Fato y Waina estaban de pie, pero Fato temía enojar a los espíritus serviciales. Sin embargo, Kifeson no estaba tan dominado por el miedo, y le hizo señas al hijo de Watofo, Fauwa, para que le ayudara a romper los bejucos que sostenían las láminas de corteza en la pared. Ellos se las arreglaron para soltar una imagen, y Fato ahogó un grito cuando esta cayó y se dobló por su propio peso, cayendo al dividirse por la mitad; otra cayó, y luego otra. Kifeson no parecía preocuparse por las consecuencias, pero Fato no era capaz de deshonrar a los espíritus de esta manera. Nada semejante se había hecho antes.
—Ahora sáquenlas de aquí —ordenó Watofo. Su voz era apenas un poco más fuerte que un susurro, pero su intención sonó clara. Luego sus siguientes palabras casi detienen el corazón de Fato. —Cambié de opinión. No se limiten a quemarlas. Tengo una idea mejor, llévenlas directamente a la choza menstrual y profánenlas poniéndolas en el suelo. Hagan que las mujeres las pisen; ¡esas cosas no se merecen nada mejor que ser contaminadas por la sangre de las mujeres y ser abandonadas para que se pudran!
Fato contuvo el aliento, temiendo un desastre repentino; tenía ganas de salir huyendo por la puerta y correr tan rápido como pudiera. ¿Y si los espíritus deciden matarme a mí también? ¿Y si su ira aniquila a toda la población hewa? Se acostó con pavor esa noche, y decidió escapar tan pronto amaneciera. Antes había admirado, e incluso había temido, a Watofo, pero ahora no sabía qué pensar. ¿Pueden los espíritus realmente estar jugándonos una mala pasada? ¿Es posible que todos estemos condenados? Si los espíritus no estaban enojados antes, con seguridad estarían enfurecidos ahora.
Watofo murió esa noche y fue enterrado pronto, cerca de su choza de los espíritus. Su hijo, Fauwa, y otros hijos huyeron a la aldea de Fato como huérfanos, pero su hermana menor murió con la misma enfermedad durante la larga caminata, y luego dos más murieron en cuanto llegaron.

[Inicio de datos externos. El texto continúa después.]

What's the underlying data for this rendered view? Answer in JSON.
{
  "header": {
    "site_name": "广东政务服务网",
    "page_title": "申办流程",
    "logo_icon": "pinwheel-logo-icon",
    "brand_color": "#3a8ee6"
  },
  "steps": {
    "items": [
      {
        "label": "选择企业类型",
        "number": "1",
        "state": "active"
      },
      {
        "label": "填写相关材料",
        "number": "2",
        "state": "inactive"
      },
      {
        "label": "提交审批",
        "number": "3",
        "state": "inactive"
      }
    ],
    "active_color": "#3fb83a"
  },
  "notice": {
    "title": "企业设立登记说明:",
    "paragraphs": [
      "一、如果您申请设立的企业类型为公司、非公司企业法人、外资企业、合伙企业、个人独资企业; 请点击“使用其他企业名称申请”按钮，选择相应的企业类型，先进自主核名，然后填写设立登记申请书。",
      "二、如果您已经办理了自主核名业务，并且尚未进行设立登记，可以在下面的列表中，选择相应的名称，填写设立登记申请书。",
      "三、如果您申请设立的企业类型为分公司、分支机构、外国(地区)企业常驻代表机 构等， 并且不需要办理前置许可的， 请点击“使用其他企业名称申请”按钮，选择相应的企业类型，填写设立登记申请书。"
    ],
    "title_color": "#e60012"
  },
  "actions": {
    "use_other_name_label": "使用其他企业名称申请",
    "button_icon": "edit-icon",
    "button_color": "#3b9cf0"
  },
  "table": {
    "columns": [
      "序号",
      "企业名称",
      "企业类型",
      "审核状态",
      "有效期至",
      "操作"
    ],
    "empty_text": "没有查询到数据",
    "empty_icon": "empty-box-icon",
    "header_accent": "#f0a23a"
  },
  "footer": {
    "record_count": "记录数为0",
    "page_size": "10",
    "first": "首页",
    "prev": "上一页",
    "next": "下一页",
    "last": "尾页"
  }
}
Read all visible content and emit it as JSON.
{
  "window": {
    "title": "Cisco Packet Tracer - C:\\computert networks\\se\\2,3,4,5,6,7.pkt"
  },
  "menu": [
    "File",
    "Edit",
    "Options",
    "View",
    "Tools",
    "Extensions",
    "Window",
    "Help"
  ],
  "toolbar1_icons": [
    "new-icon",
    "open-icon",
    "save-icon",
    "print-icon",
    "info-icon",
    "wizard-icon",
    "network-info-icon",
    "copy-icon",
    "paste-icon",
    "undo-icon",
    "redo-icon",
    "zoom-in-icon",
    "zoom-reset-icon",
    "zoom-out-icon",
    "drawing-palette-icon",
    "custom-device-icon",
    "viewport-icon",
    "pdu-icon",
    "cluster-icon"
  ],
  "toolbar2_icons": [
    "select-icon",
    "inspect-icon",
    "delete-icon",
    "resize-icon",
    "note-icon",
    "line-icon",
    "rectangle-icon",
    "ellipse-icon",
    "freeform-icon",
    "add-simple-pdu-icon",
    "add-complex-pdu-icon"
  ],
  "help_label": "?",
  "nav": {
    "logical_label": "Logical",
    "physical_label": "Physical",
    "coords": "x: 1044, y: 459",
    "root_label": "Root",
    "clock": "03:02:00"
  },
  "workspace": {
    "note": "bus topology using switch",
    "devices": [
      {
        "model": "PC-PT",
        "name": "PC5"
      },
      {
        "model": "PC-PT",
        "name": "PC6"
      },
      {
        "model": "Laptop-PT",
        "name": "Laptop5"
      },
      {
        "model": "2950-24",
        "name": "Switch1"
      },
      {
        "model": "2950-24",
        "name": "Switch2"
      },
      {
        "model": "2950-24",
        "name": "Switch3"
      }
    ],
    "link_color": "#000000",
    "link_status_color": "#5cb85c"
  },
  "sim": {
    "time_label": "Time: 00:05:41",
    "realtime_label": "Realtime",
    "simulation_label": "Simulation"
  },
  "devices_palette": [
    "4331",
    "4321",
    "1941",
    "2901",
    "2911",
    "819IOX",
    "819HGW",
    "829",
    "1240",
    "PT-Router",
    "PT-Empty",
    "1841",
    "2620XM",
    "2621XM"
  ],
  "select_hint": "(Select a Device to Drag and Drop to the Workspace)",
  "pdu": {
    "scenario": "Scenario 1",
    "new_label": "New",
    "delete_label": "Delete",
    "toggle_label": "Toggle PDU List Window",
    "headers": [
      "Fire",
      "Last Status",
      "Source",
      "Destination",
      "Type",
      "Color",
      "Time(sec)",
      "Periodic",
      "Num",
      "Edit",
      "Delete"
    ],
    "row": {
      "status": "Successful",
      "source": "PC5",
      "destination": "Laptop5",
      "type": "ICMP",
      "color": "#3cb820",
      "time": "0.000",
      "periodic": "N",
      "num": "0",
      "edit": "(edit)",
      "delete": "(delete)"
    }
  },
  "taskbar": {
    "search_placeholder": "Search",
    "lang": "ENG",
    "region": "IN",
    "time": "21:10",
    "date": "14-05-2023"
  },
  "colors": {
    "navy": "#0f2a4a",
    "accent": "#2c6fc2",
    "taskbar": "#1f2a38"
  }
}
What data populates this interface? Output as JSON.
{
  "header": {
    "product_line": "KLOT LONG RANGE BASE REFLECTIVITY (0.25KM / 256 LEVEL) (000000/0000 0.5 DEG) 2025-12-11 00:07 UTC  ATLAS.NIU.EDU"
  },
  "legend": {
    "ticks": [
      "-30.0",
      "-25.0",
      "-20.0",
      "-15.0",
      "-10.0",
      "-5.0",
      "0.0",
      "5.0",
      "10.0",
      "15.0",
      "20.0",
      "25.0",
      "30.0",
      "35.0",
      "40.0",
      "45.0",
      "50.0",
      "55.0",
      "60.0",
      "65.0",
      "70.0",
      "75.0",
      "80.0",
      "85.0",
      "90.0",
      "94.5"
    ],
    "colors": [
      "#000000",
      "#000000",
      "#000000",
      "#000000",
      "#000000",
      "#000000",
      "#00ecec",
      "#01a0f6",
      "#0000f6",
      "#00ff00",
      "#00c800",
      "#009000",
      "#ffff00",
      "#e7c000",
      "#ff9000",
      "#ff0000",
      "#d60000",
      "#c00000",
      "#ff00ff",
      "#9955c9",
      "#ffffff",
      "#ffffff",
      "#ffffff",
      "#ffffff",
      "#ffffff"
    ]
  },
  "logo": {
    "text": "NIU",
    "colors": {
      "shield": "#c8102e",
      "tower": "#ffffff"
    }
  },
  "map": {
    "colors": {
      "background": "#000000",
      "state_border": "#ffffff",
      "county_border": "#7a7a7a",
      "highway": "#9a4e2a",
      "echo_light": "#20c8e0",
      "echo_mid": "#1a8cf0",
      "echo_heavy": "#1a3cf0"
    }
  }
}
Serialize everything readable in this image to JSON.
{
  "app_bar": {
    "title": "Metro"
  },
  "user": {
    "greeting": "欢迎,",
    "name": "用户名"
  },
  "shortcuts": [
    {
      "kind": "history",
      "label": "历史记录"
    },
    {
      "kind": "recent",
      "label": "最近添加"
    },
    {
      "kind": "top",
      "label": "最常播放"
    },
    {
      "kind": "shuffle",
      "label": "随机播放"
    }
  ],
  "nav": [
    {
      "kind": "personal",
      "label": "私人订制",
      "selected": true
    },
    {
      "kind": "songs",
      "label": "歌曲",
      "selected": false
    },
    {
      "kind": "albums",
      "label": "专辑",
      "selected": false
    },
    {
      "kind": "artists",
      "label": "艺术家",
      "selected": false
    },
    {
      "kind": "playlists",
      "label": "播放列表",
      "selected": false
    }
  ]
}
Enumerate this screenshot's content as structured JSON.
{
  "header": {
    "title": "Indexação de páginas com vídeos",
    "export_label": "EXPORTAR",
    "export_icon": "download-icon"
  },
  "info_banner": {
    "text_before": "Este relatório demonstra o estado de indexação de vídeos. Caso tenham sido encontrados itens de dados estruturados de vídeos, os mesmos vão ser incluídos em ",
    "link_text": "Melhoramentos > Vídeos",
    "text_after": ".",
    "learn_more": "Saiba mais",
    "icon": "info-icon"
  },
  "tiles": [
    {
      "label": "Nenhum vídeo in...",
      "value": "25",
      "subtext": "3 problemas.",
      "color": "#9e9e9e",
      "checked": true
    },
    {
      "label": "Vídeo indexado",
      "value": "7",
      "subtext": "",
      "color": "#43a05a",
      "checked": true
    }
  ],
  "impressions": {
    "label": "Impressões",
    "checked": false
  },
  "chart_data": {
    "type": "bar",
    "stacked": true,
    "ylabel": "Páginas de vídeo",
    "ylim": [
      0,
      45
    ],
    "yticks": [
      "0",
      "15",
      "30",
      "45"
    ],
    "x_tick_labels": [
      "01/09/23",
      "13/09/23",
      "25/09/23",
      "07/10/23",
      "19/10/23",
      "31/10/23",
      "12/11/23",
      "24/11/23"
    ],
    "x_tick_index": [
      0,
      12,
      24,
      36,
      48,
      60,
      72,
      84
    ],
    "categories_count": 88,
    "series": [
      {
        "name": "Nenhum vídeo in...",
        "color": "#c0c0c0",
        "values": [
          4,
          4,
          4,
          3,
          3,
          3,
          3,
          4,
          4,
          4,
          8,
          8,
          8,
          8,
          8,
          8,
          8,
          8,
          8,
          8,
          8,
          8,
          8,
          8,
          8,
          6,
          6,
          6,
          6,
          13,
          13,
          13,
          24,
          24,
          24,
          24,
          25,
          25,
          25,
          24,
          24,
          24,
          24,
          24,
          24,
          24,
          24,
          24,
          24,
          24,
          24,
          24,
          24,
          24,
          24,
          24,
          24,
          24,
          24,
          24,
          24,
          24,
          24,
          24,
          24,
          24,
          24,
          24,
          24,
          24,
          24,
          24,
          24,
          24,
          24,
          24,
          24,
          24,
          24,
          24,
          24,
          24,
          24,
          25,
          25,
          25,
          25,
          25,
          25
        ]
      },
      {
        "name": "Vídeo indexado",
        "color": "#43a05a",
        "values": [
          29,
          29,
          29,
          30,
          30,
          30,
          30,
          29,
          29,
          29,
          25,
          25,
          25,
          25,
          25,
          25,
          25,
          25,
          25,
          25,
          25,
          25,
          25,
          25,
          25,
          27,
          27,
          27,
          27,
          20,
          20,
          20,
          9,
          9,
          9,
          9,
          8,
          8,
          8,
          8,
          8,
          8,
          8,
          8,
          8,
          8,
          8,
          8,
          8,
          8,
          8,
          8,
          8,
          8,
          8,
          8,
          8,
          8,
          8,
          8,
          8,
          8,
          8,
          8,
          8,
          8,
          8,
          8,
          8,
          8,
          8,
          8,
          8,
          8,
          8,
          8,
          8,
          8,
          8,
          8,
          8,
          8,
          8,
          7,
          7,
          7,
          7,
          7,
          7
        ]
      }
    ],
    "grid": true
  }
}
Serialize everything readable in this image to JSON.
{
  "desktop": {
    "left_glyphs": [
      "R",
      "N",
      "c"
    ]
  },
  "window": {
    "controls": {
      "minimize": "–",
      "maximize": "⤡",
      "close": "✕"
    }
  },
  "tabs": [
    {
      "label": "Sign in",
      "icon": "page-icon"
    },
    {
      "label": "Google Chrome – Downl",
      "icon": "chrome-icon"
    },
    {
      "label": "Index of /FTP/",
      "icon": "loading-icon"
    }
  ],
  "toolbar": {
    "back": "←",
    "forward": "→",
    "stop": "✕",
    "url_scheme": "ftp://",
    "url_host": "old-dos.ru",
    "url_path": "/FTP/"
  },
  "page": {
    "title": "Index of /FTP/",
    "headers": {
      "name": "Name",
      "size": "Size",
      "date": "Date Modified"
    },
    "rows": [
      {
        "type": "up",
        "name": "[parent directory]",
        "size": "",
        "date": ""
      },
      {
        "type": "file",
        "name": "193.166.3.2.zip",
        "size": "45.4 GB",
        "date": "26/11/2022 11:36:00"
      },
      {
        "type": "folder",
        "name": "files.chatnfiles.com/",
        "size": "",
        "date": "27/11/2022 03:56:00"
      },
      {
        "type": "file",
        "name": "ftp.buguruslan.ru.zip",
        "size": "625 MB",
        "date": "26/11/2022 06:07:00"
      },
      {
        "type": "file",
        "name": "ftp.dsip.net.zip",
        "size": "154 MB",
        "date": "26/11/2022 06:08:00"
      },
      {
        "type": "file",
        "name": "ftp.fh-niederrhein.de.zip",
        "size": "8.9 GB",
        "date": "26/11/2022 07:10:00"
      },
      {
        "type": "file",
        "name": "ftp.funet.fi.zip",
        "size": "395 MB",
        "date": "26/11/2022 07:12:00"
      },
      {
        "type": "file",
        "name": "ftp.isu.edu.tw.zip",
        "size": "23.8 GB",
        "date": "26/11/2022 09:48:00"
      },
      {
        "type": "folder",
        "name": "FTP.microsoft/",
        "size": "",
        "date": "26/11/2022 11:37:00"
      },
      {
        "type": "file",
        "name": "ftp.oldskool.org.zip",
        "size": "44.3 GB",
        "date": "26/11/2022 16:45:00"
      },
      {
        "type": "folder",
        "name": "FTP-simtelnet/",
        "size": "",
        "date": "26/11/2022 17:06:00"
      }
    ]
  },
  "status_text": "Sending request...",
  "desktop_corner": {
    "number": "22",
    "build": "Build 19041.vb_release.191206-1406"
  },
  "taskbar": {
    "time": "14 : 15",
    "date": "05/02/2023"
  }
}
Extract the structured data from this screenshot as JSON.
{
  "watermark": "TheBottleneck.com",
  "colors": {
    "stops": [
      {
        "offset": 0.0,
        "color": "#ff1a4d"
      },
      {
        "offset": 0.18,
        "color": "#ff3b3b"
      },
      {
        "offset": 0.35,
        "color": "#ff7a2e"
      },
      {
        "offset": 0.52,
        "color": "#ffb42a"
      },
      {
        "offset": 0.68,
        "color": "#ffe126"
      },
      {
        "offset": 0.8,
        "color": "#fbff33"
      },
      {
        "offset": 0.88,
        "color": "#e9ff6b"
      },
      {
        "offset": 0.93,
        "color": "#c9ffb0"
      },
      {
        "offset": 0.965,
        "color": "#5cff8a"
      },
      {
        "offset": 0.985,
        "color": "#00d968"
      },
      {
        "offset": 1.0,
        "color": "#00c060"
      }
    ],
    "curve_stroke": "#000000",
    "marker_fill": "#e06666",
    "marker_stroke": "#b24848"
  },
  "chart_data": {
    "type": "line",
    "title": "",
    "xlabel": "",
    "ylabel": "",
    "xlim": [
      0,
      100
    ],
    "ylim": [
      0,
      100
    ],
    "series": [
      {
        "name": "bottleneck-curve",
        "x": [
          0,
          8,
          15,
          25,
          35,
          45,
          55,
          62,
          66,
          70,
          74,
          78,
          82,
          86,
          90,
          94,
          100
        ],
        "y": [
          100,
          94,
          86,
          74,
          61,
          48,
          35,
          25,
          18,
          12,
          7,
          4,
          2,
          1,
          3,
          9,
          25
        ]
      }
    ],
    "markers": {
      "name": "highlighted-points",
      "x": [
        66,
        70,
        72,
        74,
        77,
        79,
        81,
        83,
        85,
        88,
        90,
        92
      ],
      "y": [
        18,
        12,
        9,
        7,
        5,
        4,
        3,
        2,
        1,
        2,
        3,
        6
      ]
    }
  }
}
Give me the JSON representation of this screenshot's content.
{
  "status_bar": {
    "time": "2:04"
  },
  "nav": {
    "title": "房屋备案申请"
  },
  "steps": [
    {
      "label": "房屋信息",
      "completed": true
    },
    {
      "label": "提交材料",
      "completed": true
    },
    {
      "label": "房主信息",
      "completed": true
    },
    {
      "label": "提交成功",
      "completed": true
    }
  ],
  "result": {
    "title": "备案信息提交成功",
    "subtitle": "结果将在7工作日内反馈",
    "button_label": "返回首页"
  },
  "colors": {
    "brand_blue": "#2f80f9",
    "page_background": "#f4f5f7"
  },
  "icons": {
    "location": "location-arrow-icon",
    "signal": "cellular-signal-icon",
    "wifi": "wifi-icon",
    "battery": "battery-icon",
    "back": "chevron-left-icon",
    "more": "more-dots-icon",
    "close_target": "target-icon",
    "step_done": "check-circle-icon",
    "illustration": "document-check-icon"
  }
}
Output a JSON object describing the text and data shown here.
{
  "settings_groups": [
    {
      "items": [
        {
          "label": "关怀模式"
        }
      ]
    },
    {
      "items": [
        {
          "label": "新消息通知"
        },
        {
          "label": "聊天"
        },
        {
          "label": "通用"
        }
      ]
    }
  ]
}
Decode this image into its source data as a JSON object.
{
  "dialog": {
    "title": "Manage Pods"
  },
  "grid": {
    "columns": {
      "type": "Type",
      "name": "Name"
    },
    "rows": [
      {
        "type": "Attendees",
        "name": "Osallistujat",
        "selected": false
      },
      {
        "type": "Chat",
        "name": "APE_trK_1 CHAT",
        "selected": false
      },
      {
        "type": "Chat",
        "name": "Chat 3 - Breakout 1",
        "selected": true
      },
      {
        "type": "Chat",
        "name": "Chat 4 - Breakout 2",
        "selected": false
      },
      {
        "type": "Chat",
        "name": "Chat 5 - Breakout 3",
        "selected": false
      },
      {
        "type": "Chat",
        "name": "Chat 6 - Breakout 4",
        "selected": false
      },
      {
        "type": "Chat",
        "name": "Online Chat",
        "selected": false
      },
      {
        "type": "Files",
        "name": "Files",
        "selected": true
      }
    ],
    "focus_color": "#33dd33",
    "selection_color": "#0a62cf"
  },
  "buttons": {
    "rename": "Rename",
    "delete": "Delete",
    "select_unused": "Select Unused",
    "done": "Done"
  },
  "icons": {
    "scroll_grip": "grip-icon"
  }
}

Luego Fato, su esposa, sus hijos y el padre también se enfermaron gravemente. Fue solo por la misericordia de Dios que los medicamentos llegaron justo a tiempo para salvar sus vidas.
Más tarde, Fato adoptó a Fauwa y a sus hermanos menores, y por la gracia de Dios el Evangelio fue enseñado en su aldea en el año 2008. Fato guió a su aldea a confiar en Jesús para la vida eterna –no para escapar de la muerte aquí en la tierra, como prometieron los antepasados, sino para una eternidad llena de gozo con Dios en Su nuevo cielo y Su nueva tierra. Fato, Waina y Fauwa han crecido en la fe y han desarrollado una pasión por enseñar la Palabra. Ora por estos hombres y pídele al Señor que lleve verdadera confianza en Jesús a todas las aldeas de la etnia hewa y más allá.